Fue tal la insistencia por irse de aquel pueblo, que un día tomaron el tren y se despidieron de ella dejándola en el umbral de la vieja casa, justo enfrente de la estación.
La hija menor, Susana, tal vez quien más la quería, se había ido tan lejos que era casi imposible que pudiera visitarla antes de morir. Quién sabe si podría enviarle algunos regalos para su cumpleaños antes de que perdiera por fin la memoria. La última en quedarse con ella había sido su hermana Magnolia, tan vieja y cargada de dolores como lo estaba ella. Un día tomó el último tren de la primavera para ir a visitar a uno de sus hijos y nunca más volvió.

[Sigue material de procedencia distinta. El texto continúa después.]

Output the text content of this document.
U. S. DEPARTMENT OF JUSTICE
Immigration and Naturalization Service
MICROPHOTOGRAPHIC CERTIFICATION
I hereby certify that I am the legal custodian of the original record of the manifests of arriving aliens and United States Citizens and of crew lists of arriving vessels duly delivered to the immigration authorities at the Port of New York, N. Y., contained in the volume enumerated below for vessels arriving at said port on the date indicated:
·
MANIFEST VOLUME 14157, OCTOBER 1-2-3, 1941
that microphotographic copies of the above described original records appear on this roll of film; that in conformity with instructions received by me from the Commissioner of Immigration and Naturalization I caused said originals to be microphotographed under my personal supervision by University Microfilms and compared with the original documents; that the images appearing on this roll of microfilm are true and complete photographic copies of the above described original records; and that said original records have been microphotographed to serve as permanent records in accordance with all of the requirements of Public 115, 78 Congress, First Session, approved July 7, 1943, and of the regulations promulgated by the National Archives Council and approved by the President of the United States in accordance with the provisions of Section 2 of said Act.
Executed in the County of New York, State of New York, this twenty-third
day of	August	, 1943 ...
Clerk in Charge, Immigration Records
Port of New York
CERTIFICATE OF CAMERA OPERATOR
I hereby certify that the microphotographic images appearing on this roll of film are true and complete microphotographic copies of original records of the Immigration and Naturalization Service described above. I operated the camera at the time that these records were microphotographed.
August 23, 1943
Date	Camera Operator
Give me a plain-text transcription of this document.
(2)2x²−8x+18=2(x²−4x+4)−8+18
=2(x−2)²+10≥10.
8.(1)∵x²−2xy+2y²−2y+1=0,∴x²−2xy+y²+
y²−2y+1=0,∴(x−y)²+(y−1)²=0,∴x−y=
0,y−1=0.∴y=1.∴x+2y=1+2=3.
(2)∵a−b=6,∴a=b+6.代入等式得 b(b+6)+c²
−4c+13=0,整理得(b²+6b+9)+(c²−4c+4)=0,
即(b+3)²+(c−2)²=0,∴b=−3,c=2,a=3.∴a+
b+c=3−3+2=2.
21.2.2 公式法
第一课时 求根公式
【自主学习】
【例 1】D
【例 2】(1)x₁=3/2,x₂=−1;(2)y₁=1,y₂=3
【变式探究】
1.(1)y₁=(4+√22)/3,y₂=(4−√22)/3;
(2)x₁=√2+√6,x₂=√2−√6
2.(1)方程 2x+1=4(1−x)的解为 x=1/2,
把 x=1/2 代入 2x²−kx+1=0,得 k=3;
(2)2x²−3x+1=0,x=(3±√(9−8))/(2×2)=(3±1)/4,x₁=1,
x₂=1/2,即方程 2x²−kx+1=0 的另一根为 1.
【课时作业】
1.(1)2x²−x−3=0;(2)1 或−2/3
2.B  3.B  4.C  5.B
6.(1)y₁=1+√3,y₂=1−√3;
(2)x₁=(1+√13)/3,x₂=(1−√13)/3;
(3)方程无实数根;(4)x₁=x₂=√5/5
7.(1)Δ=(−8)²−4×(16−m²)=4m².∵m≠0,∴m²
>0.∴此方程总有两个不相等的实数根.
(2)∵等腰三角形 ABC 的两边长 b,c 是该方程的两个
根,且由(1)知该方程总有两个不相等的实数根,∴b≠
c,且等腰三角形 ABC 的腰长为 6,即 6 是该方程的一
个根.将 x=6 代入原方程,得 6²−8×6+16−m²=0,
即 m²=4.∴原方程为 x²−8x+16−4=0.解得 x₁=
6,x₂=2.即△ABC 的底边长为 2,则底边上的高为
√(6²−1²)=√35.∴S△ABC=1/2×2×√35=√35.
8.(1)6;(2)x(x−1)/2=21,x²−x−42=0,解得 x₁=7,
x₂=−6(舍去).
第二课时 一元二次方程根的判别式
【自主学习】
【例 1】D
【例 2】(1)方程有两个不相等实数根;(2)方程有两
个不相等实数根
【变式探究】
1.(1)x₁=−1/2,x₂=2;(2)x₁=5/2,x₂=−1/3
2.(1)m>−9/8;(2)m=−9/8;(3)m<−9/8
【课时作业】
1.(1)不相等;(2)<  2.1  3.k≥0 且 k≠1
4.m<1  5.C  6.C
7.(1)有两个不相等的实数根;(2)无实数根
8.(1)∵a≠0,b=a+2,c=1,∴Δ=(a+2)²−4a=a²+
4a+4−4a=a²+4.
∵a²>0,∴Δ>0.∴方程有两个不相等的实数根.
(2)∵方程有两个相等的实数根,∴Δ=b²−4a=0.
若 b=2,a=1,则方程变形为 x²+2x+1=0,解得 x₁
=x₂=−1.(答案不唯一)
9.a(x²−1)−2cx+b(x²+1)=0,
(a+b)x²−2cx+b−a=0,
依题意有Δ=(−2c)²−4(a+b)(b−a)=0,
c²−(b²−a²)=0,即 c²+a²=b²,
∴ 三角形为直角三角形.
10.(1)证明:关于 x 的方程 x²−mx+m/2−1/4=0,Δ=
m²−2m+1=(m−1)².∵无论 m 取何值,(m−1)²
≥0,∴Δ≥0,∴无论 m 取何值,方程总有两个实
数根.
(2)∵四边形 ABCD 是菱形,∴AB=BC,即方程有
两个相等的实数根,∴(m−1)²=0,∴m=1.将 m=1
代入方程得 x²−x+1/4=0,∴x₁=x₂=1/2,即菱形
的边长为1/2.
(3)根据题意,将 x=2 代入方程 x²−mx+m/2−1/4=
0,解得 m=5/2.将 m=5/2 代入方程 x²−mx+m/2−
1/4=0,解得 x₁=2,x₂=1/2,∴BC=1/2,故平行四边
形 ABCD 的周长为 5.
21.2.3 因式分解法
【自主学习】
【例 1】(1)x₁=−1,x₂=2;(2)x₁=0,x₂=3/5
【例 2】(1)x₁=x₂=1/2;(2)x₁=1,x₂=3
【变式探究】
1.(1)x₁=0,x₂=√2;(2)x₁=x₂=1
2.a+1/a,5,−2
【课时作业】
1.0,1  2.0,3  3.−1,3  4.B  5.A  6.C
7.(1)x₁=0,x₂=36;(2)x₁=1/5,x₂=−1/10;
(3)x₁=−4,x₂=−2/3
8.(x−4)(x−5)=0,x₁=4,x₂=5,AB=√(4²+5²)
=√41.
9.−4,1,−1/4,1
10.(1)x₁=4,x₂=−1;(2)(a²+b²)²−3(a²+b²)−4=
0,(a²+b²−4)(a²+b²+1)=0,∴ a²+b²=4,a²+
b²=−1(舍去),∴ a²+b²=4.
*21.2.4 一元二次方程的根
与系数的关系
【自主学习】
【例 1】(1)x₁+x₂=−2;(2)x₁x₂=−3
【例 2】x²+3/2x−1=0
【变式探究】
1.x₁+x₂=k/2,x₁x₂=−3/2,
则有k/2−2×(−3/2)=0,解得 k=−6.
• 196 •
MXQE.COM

Sola, enferma y con el cuerpo cada vez más desinflado debido al exceso de años, la pobre mujer apenas podía ponerse en pie para ir cada mañana a mirar por la ventana el paso de los trenes con la esperanza de ver llegar a alguno de los hijos que habían prometido volver a visitarla. Cierto día la ventana amaneció empañada con los vapores del invierno y la anciana intentó inútilmente limpiarla con el antebrazo. Se refregó los ojos y sin embargo los cristales siguieron empolvados bajo la misma costra polvorienta. Entregada a las circunstancias, se dio cuenta que ya no miraba como antes y una delgada tela blanca fue tapando lentamente sus ojos. Entonces tuvo que aprender a vivir de nuevo, ahora a oscuras.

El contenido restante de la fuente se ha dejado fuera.